First off, think about your audience capacity. If you can normally fill your school hall four times over with the Nativity Show audience, you’re going to have to re-think the number of shows you put on. Even if you put a sprig of holly on every other seat to deter buttock-spread, you’re going to have to think about crowding - especially given the enormous stage you’re going to have to build to fit all the children on. After all, no-one wants to see a pantomime Rudolph with his shiny red nose on stage, and his backend stuck in the infants’ toilets.
Of course you could think about going digital, but are you really brave enough to write the Zoom instructions for the local community, and handle the backlash of the unmuted frustrations of those parents, carers and grandparents with technological challenges? We all want our school shows to be memorable, but do you really want to see your Instragam profile heading up the Daily Mail story of how seven year old Amelia’s ‘Little Drummer Boy’ solo got spammed by a russian porn-bot? (The ‘Rumpy-pum-pumpy’ headline alone is the stuff of nightmares). Online live shows are a bad idea, move on. If collective singing is still banned in December, you could try teaching the children a festive song in sign language. A lovely idea until you realise that ‘those’ year 5 boys will absolutely and undoubtedly slip a few extra hand signs into the performance that definitely weren’t on the script. It’s a political minefield!
So the Christmas play has to be where it’s at. A modern take on an ancient story. The story of how three wise men followed a GPS location track-and-trace system to visit a new-born child. The child that had been born in a stable due to the hotel’s capacity limitations, and where the wise men, unable to see the clinically-isolated child, leave their gifts of gold, meal vouchers and disinfectant wipes in a touch-free drop box, cleaned every hour by the hotel’s dedicated sanitisation team.
But then there’s the Santa problem. No matter how you spin it, there’s no way round the quarantine restrictions from the North Pole, and even if old Papa Claus did set off early and spent two weeks isolating in a Premier Inn in Didsbury just for your event, what’s he going to do when he gets here? There’ll be no room in the car park for sleighs because that’s now the Year 6 playground. Any jingle bells will have to be disinfected in advance of any jingling, candy cane licking is strictly prohibited and even an elf of the highest order would struggle to manage the 62 metre gaps in the queue for the Santa’s cabin. The best we could hope for is some kind of catapult system where hermetically-sealed presents are launched towards children from a safe distance, but the risk-assessment alone makes that a bit of a nightmare. This one definitely needs more thought.

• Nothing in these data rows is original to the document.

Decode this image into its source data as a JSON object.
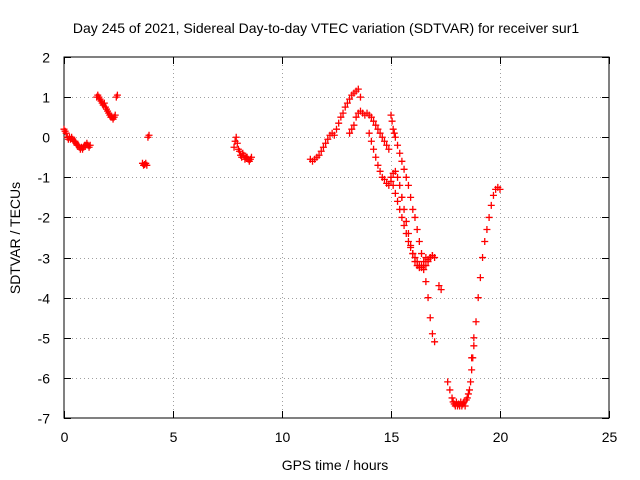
{
  "chart_data": {
    "type": "scatter",
    "title": "Day 245 of 2021, Sidereal Day-to-day VTEC variation (SDTVAR) for receiver sur1",
    "xlabel": "GPS time / hours",
    "ylabel": "SDTVAR / TECUs",
    "xlim": [
      0,
      25
    ],
    "ylim": [
      -7,
      2
    ],
    "xticks": [
      0,
      5,
      10,
      15,
      20,
      25
    ],
    "yticks": [
      -7,
      -6,
      -5,
      -4,
      -3,
      -2,
      -1,
      0,
      1,
      2
    ],
    "grid": true,
    "marker": "+",
    "color": "#ff0000",
    "series": [
      {
        "name": "sur1",
        "x": [
          0.0,
          0.05,
          0.1,
          0.15,
          0.2,
          0.25,
          0.3,
          0.35,
          0.4,
          0.45,
          0.5,
          0.55,
          0.6,
          0.65,
          0.7,
          0.75,
          0.8,
          0.85,
          0.9,
          0.95,
          1.0,
          1.05,
          1.1,
          1.15,
          1.2,
          1.5,
          1.55,
          1.6,
          1.65,
          1.7,
          1.75,
          1.8,
          1.85,
          1.9,
          1.95,
          2.0,
          2.05,
          2.1,
          2.15,
          2.2,
          2.25,
          2.3,
          2.35,
          2.4,
          2.45,
          3.6,
          3.65,
          3.7,
          3.75,
          3.8,
          3.85,
          3.9,
          7.8,
          7.85,
          7.9,
          7.95,
          8.0,
          8.05,
          8.1,
          8.15,
          8.2,
          8.25,
          8.3,
          8.35,
          8.4,
          8.45,
          8.5,
          8.55,
          8.6,
          11.3,
          11.4,
          11.5,
          11.6,
          11.7,
          11.8,
          11.9,
          12.0,
          12.1,
          12.2,
          12.3,
          12.4,
          12.5,
          12.6,
          12.7,
          12.8,
          12.9,
          13.0,
          13.1,
          13.2,
          13.3,
          13.4,
          13.5,
          13.6,
          13.1,
          13.2,
          13.3,
          13.4,
          13.5,
          13.6,
          13.7,
          13.8,
          13.9,
          14.0,
          14.1,
          14.2,
          14.3,
          14.4,
          14.5,
          14.6,
          14.7,
          14.8,
          14.9,
          14.0,
          14.1,
          14.2,
          14.3,
          14.4,
          14.5,
          14.6,
          14.7,
          14.8,
          14.9,
          15.0,
          15.1,
          15.2,
          15.3,
          15.4,
          15.5,
          15.0,
          15.05,
          15.1,
          15.15,
          15.2,
          15.3,
          15.4,
          15.5,
          15.6,
          15.7,
          15.8,
          15.9,
          16.0,
          16.1,
          16.2,
          16.3,
          16.4,
          16.5,
          16.6,
          16.7,
          16.8,
          16.9,
          17.0,
          15.0,
          15.1,
          15.2,
          15.3,
          15.4,
          15.5,
          15.6,
          15.7,
          15.8,
          15.9,
          16.0,
          16.1,
          16.2,
          16.3,
          16.4,
          16.5,
          16.6,
          16.7,
          16.8,
          16.9,
          17.0,
          15.5,
          15.6,
          15.7,
          15.8,
          15.9,
          16.0,
          16.1,
          16.2,
          16.3,
          16.4,
          16.5,
          16.6,
          16.7,
          16.8,
          16.9,
          17.2,
          17.3,
          17.6,
          17.7,
          17.8,
          17.85,
          17.9,
          17.95,
          18.0,
          18.05,
          18.1,
          18.15,
          18.2,
          18.25,
          18.3,
          18.35,
          18.4,
          18.45,
          18.5,
          18.55,
          18.6,
          18.65,
          18.7,
          18.75,
          18.8,
          18.7,
          18.8,
          18.9,
          19.0,
          19.1,
          19.2,
          19.3,
          19.4,
          19.5,
          19.6,
          19.7,
          19.8,
          19.9,
          20.0
        ],
        "y": [
          0.2,
          0.15,
          0.1,
          0.0,
          -0.05,
          0.0,
          -0.05,
          0.0,
          -0.05,
          -0.1,
          -0.1,
          -0.15,
          -0.2,
          -0.2,
          -0.25,
          -0.3,
          -0.25,
          -0.3,
          -0.25,
          -0.2,
          -0.2,
          -0.15,
          -0.2,
          -0.25,
          -0.2,
          1.0,
          1.05,
          1.0,
          0.95,
          0.9,
          0.85,
          0.8,
          0.85,
          0.75,
          0.7,
          0.65,
          0.6,
          0.55,
          0.5,
          0.5,
          0.45,
          0.5,
          0.55,
          1.0,
          1.05,
          -0.65,
          -0.7,
          -0.68,
          -0.65,
          -0.7,
          0.0,
          0.05,
          -0.25,
          -0.1,
          0.0,
          -0.15,
          -0.3,
          -0.35,
          -0.45,
          -0.5,
          -0.4,
          -0.45,
          -0.55,
          -0.5,
          -0.5,
          -0.55,
          -0.6,
          -0.55,
          -0.5,
          -0.55,
          -0.6,
          -0.55,
          -0.5,
          -0.45,
          -0.35,
          -0.25,
          -0.15,
          -0.05,
          0.05,
          0.1,
          0.05,
          0.2,
          0.35,
          0.5,
          0.6,
          0.75,
          0.85,
          0.95,
          1.05,
          1.1,
          1.15,
          1.2,
          1.0,
          0.1,
          0.2,
          0.3,
          0.5,
          0.6,
          0.65,
          0.6,
          0.55,
          0.6,
          0.55,
          0.5,
          0.4,
          0.3,
          0.2,
          0.1,
          0.0,
          -0.1,
          -0.2,
          -0.3,
          0.1,
          -0.1,
          -0.3,
          -0.5,
          -0.7,
          -0.85,
          -1.0,
          -1.05,
          -1.15,
          -1.2,
          -1.1,
          -0.9,
          -0.85,
          -1.0,
          -1.2,
          -1.5,
          0.55,
          0.4,
          0.2,
          0.1,
          0.0,
          -0.2,
          -0.4,
          -0.6,
          -0.8,
          -1.0,
          -1.2,
          -1.5,
          -1.8,
          -2.0,
          -2.3,
          -2.6,
          -2.9,
          -3.2,
          -3.6,
          -4.0,
          -4.5,
          -4.9,
          -5.1,
          -1.0,
          -1.2,
          -1.4,
          -1.6,
          -1.8,
          -2.0,
          -2.2,
          -2.4,
          -2.6,
          -2.75,
          -2.9,
          -3.0,
          -3.1,
          -3.2,
          -3.25,
          -3.3,
          -3.2,
          -3.1,
          -3.0,
          -2.95,
          -3.0,
          -1.5,
          -1.8,
          -2.1,
          -2.4,
          -2.7,
          -2.9,
          -3.1,
          -3.2,
          -3.25,
          -3.2,
          -3.1,
          -3.0,
          -3.05,
          -3.0,
          -2.95,
          -3.7,
          -3.8,
          -6.1,
          -6.3,
          -6.5,
          -6.6,
          -6.65,
          -6.7,
          -6.6,
          -6.7,
          -6.65,
          -6.7,
          -6.6,
          -6.7,
          -6.65,
          -6.6,
          -6.7,
          -6.55,
          -6.5,
          -6.4,
          -6.3,
          -6.1,
          -5.8,
          -5.5,
          -5.2,
          -5.5,
          -5.0,
          -4.6,
          -4.0,
          -3.5,
          -3.0,
          -2.6,
          -2.3,
          -2.0,
          -1.7,
          -1.45,
          -1.3,
          -1.25,
          -1.3
        ]
      }
    ]
  }
}
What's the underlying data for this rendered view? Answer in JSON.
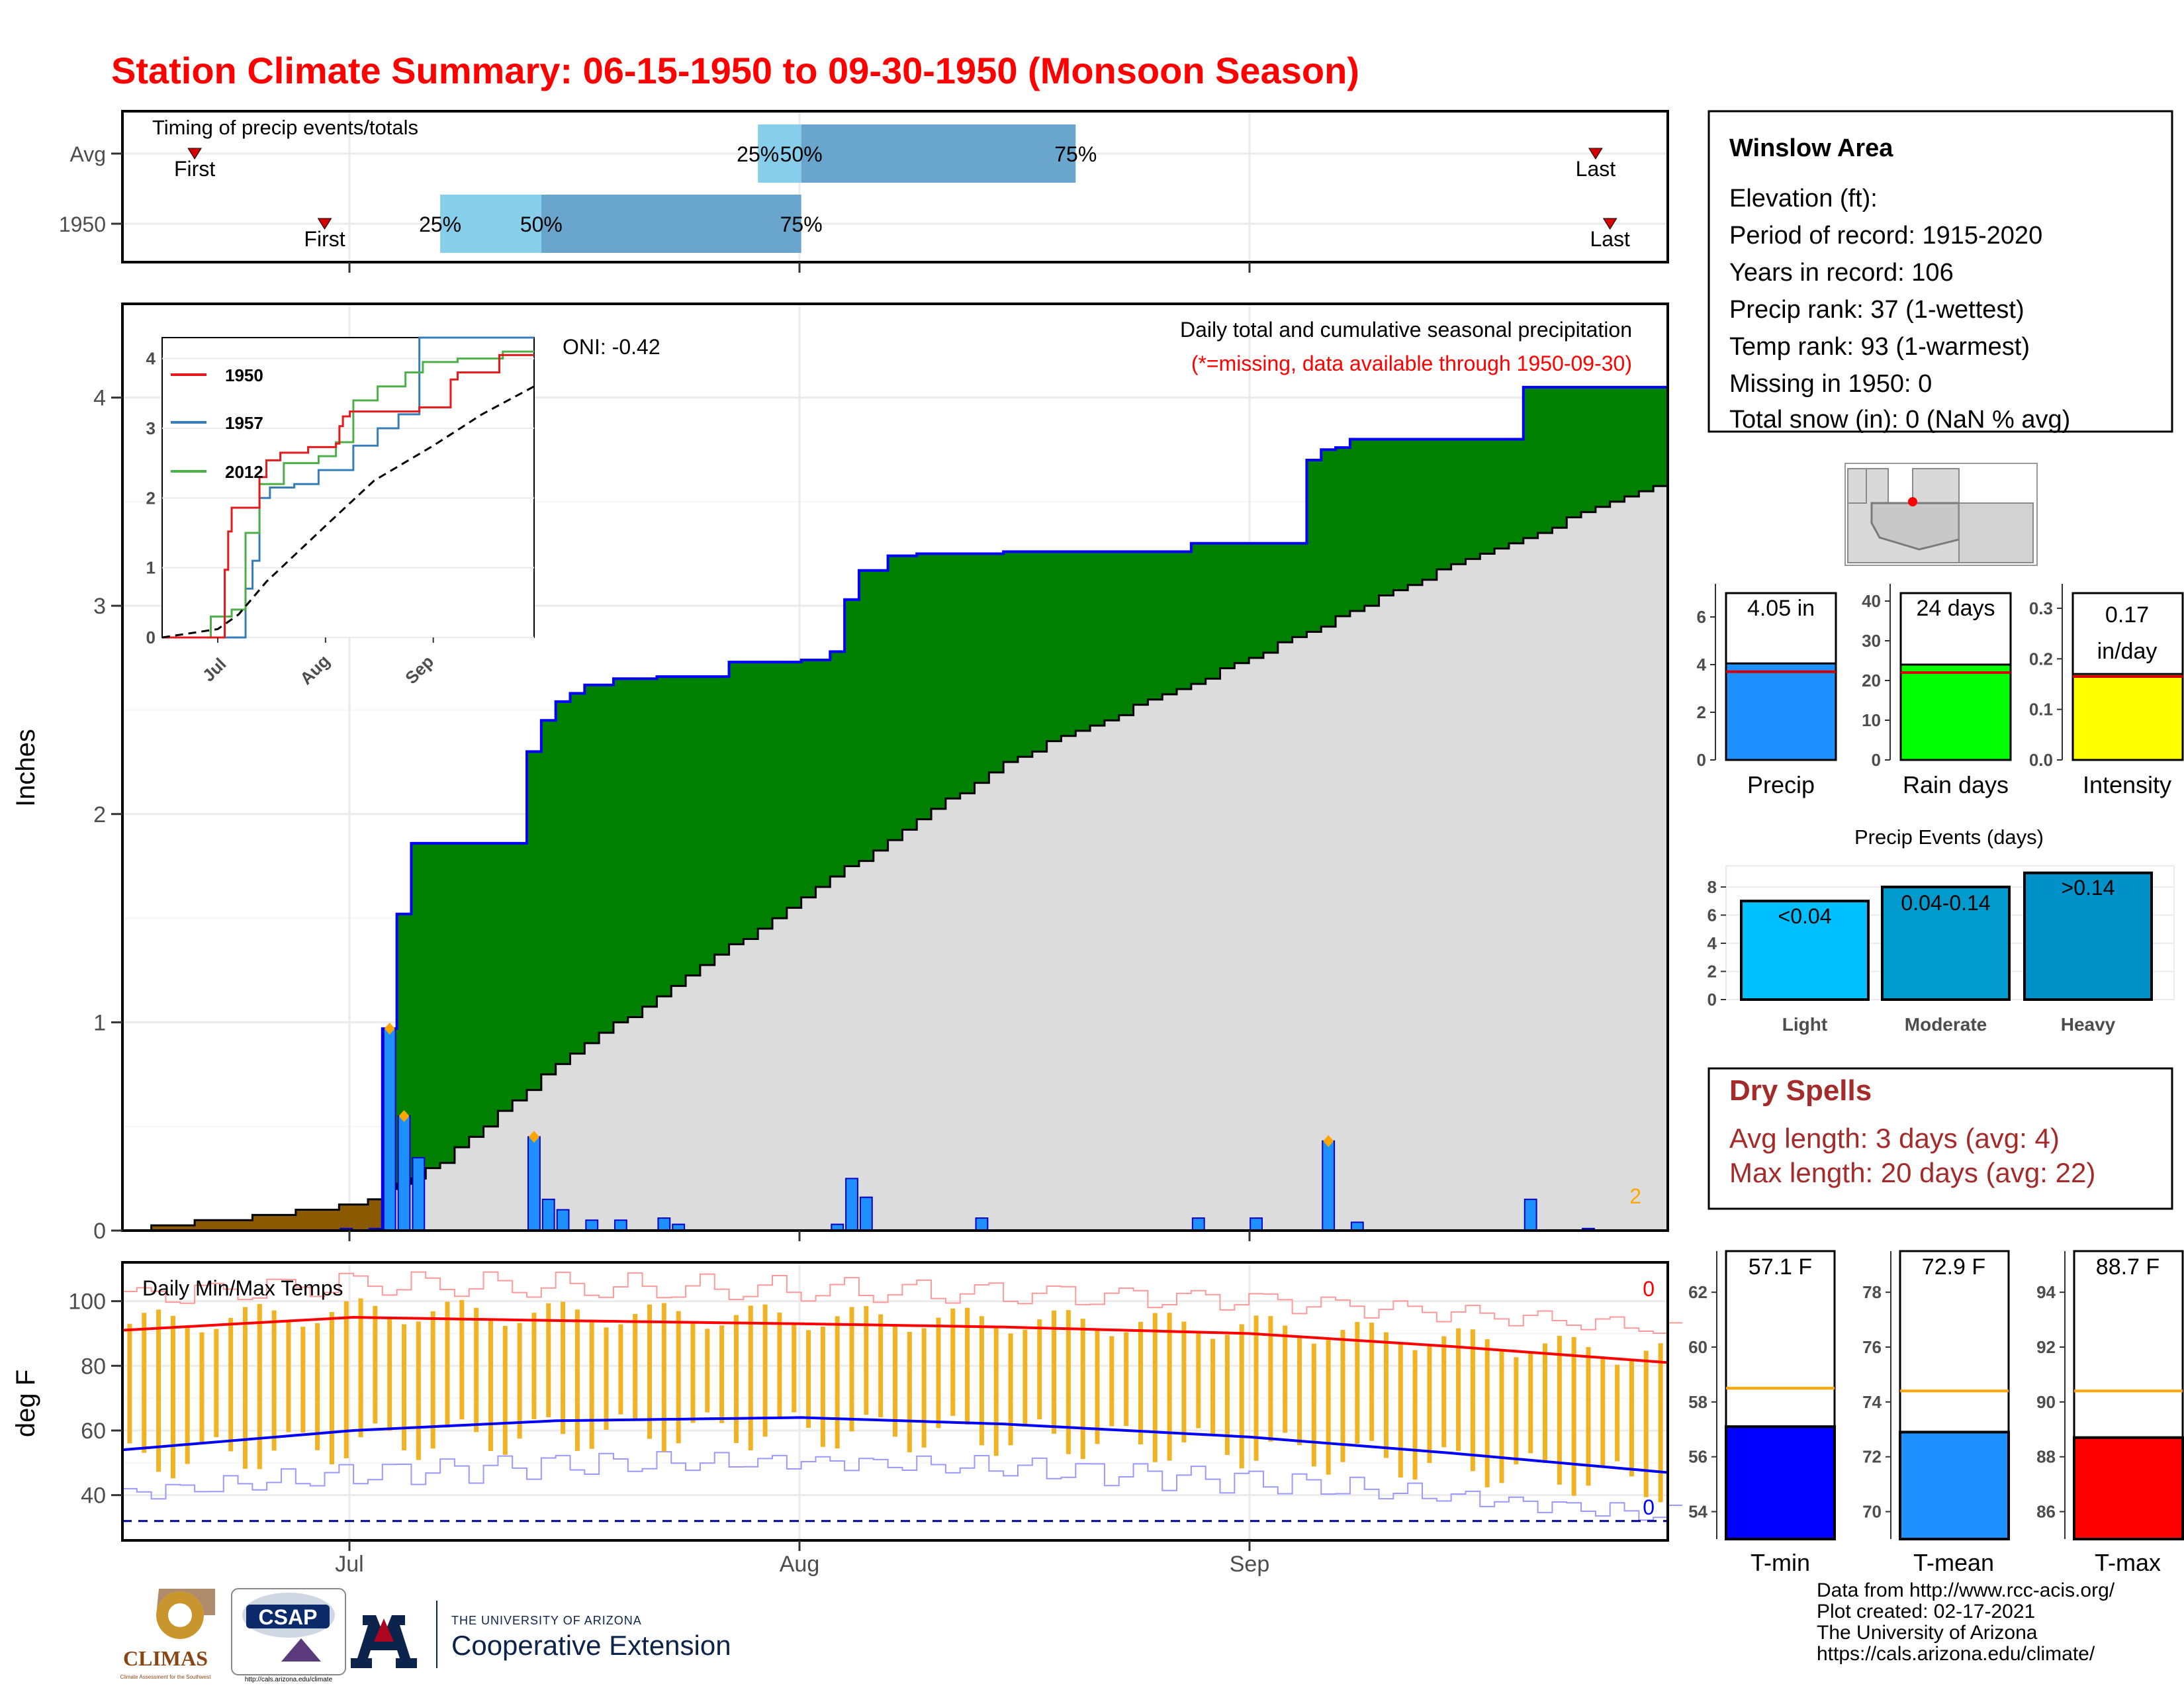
{
  "page": {
    "title": "Station Climate Summary: 06-15-1950 to 09-30-1950 (Monsoon Season)",
    "title_color": "#ff0000"
  },
  "timing": {
    "label": "Timing of precip events/totals",
    "rows": [
      "Avg",
      "1950"
    ],
    "first_label": "First",
    "last_label": "Last",
    "pct_labels": [
      "25%",
      "50%",
      "75%"
    ],
    "avg": {
      "first": "1950-06-20",
      "p25": "1950-07-29",
      "p50": "1950-08-01",
      "p75": "1950-08-20",
      "last": "1950-09-25"
    },
    "y1950": {
      "first": "1950-06-29",
      "p25": "1950-07-07",
      "p50": "1950-07-14",
      "p75": "1950-08-01",
      "last": "1950-09-26"
    },
    "colors": {
      "light": "#87ceeb",
      "dark": "#6aa5cd",
      "marker": "#d40000"
    }
  },
  "summary": {
    "station": "Winslow Area",
    "lines": [
      "Elevation (ft):",
      "Period of record: 1915-2020",
      "Years in record: 106",
      "Precip rank: 37 (1-wettest)",
      "Temp rank: 93 (1-warmest)",
      "Missing in 1950: 0",
      "Total snow (in): 0 (NaN % avg)"
    ]
  },
  "precip_panel": {
    "ylabel": "Inches",
    "oni": "ONI: -0.42",
    "caption": "Daily total and cumulative seasonal precipitation",
    "missing_note": "(*=missing, data available through 1950-09-30)",
    "corner_count": "2",
    "colors": {
      "wet": "#008000",
      "avg": "#dcdcdc",
      "dry": "#8b5a00",
      "line": "#0000ff",
      "bar": "#1e90ff"
    }
  },
  "temp_panel": {
    "ylabel": "deg F",
    "caption": "Daily Min/Max Temps",
    "count_hot": "0",
    "count_cold": "0"
  },
  "x_axis": {
    "labels": [
      "Jul",
      "Aug",
      "Sep"
    ]
  },
  "inset": {
    "legend": [
      "1950",
      "1957",
      "2012"
    ],
    "colors": [
      "#e41a1c",
      "#377eb8",
      "#4daf4a"
    ],
    "xlabels": [
      "Jul",
      "Aug",
      "Sep"
    ]
  },
  "mini_bars": [
    {
      "label": "Precip",
      "value_label": "4.05 in",
      "color": "#1e90ff"
    },
    {
      "label": "Rain days",
      "value_label": "24 days",
      "color": "#00ff00"
    },
    {
      "label": "Intensity",
      "value_label_1": "0.17",
      "value_label_2": "in/day",
      "color": "#ffff00"
    }
  ],
  "events": {
    "title": "Precip Events (days)",
    "labels": [
      "Light",
      "Moderate",
      "Heavy"
    ],
    "value_labels": [
      "<0.04",
      "0.04-0.14",
      ">0.14"
    ],
    "colors": [
      "#00bfff",
      "#009acd",
      "#0091c8"
    ]
  },
  "dry_spells": {
    "title": "Dry Spells",
    "avg_line": "Avg length: 3 days (avg: 4)",
    "max_line": "Max length: 20 days (avg: 22)",
    "color": "#a52a2a"
  },
  "temps_bars": [
    {
      "label": "T-min",
      "value_label": "57.1 F",
      "color": "#0000ff"
    },
    {
      "label": "T-mean",
      "value_label": "72.9 F",
      "color": "#1e90ff"
    },
    {
      "label": "T-max",
      "value_label": "88.7 F",
      "color": "#ff0000"
    }
  ],
  "credits": [
    "Data from http://www.rcc-acis.org/",
    "Plot created: 02-17-2021",
    "The University of Arizona",
    "https://cals.arizona.edu/climate/"
  ],
  "logos": {
    "climas": "CLIMAS",
    "csap": "CSAP",
    "csap_url": "http://cals.arizona.edu/climate",
    "ua_small": "THE UNIVERSITY OF ARIZONA",
    "ua_big": "Cooperative Extension",
    "climas_sub": "Climate Assessment for the Southwest"
  },
  "chart_data": [
    {
      "type": "area",
      "title": "Daily total and cumulative seasonal precipitation",
      "ylabel": "Inches",
      "ylim": [
        0,
        4.45
      ],
      "xlim": [
        "1950-06-15",
        "1950-09-30"
      ],
      "series": [
        {
          "name": "1950",
          "x": [
            "1950-06-15",
            "1950-07-02",
            "1950-07-03",
            "1950-07-04",
            "1950-07-05",
            "1950-07-07",
            "1950-07-13",
            "1950-07-14",
            "1950-07-15",
            "1950-07-16",
            "1950-07-17",
            "1950-07-19",
            "1950-07-22",
            "1950-07-27",
            "1950-07-28",
            "1950-08-01",
            "1950-08-03",
            "1950-08-04",
            "1950-08-05",
            "1950-08-07",
            "1950-08-09",
            "1950-08-15",
            "1950-08-28",
            "1950-09-01",
            "1950-09-05",
            "1950-09-06",
            "1950-09-07",
            "1950-09-08",
            "1950-09-20",
            "1950-09-30"
          ],
          "values": [
            0.0,
            0.0,
            0.97,
            1.52,
            1.86,
            1.86,
            2.3,
            2.45,
            2.54,
            2.58,
            2.62,
            2.65,
            2.66,
            2.73,
            2.73,
            2.74,
            2.78,
            3.03,
            3.17,
            3.24,
            3.25,
            3.26,
            3.3,
            3.3,
            3.7,
            3.75,
            3.76,
            3.8,
            4.05,
            4.05
          ]
        },
        {
          "name": "Average",
          "x": [
            "1950-06-15",
            "1950-07-01",
            "1950-07-07",
            "1950-07-15",
            "1950-08-01",
            "1950-08-15",
            "1950-09-01",
            "1950-09-15",
            "1950-09-30"
          ],
          "values": [
            0.0,
            0.12,
            0.33,
            0.8,
            1.6,
            2.25,
            2.75,
            3.2,
            3.6
          ]
        }
      ],
      "daily_precip": {
        "x": [
          "1950-06-30",
          "1950-07-02",
          "1950-07-03",
          "1950-07-04",
          "1950-07-05",
          "1950-07-13",
          "1950-07-14",
          "1950-07-15",
          "1950-07-17",
          "1950-07-19",
          "1950-07-22",
          "1950-07-23",
          "1950-08-03",
          "1950-08-04",
          "1950-08-05",
          "1950-08-13",
          "1950-08-28",
          "1950-09-01",
          "1950-09-06",
          "1950-09-08",
          "1950-09-20",
          "1950-09-24"
        ],
        "values": [
          0.01,
          0.01,
          0.97,
          0.55,
          0.35,
          0.45,
          0.15,
          0.1,
          0.05,
          0.05,
          0.06,
          0.03,
          0.03,
          0.25,
          0.16,
          0.06,
          0.06,
          0.06,
          0.43,
          0.04,
          0.15,
          0.01
        ]
      }
    },
    {
      "type": "line",
      "title": "Daily Min/Max Temps",
      "ylabel": "deg F",
      "ylim": [
        26,
        112
      ],
      "series": [
        {
          "name": "Avg max",
          "x": [
            "1950-06-15",
            "1950-07-01",
            "1950-07-15",
            "1950-08-01",
            "1950-08-15",
            "1950-09-01",
            "1950-09-15",
            "1950-09-30"
          ],
          "values": [
            91,
            95,
            94,
            93,
            92,
            90,
            86,
            81
          ]
        },
        {
          "name": "Avg min",
          "x": [
            "1950-06-15",
            "1950-07-01",
            "1950-07-15",
            "1950-08-01",
            "1950-08-15",
            "1950-09-01",
            "1950-09-15",
            "1950-09-30"
          ],
          "values": [
            54,
            60,
            63,
            64,
            62,
            58,
            53,
            47
          ]
        }
      ]
    },
    {
      "type": "bar",
      "categories": [
        "Precip",
        "Rain days",
        "Intensity"
      ],
      "values": [
        4.05,
        24,
        0.17
      ],
      "averages": [
        3.7,
        22,
        0.165
      ],
      "ylims": [
        [
          0,
          7
        ],
        [
          0,
          42
        ],
        [
          0,
          0.33
        ]
      ]
    },
    {
      "type": "bar",
      "title": "Precip Events (days)",
      "categories": [
        "Light",
        "Moderate",
        "Heavy"
      ],
      "values": [
        7,
        8,
        9
      ],
      "ylim": [
        0,
        9.5
      ]
    },
    {
      "type": "bar",
      "categories": [
        "T-min",
        "T-mean",
        "T-max"
      ],
      "values": [
        57.1,
        72.9,
        88.7
      ],
      "averages": [
        58.5,
        74.4,
        90.4
      ],
      "ylims": [
        [
          53,
          63.5
        ],
        [
          69,
          79.5
        ],
        [
          85,
          95.5
        ]
      ]
    }
  ]
}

And even the half-time refreshments will have to be re-thought. While a bring-your-own mince pie scheme might just about pass muster, giving guests free rein to bring their own drinks can only end in tears. No one needs to see the Year 3 mums’ group after downing a crate of home-made mulled wine, things could get very ugly. And if the PTA are fundraising at the carol signing, remember to clearly mark the collection buckets as ‘cash only’ to avoid them being used for the disposal of winter-cold masks and gooey tissues.
This year’s winter concerts will be like no other, and the challenges we face will be ones we haven’t even thought of yet. But one thing we do know is that up and down the land our teachers, TAs, site teams, office staff, canteen teams, IT technicians and pastoral managers will do everything they can to make Christmas 2020 as magical and memorable as it possibly can be for the wonderful children that are entrusted to our care.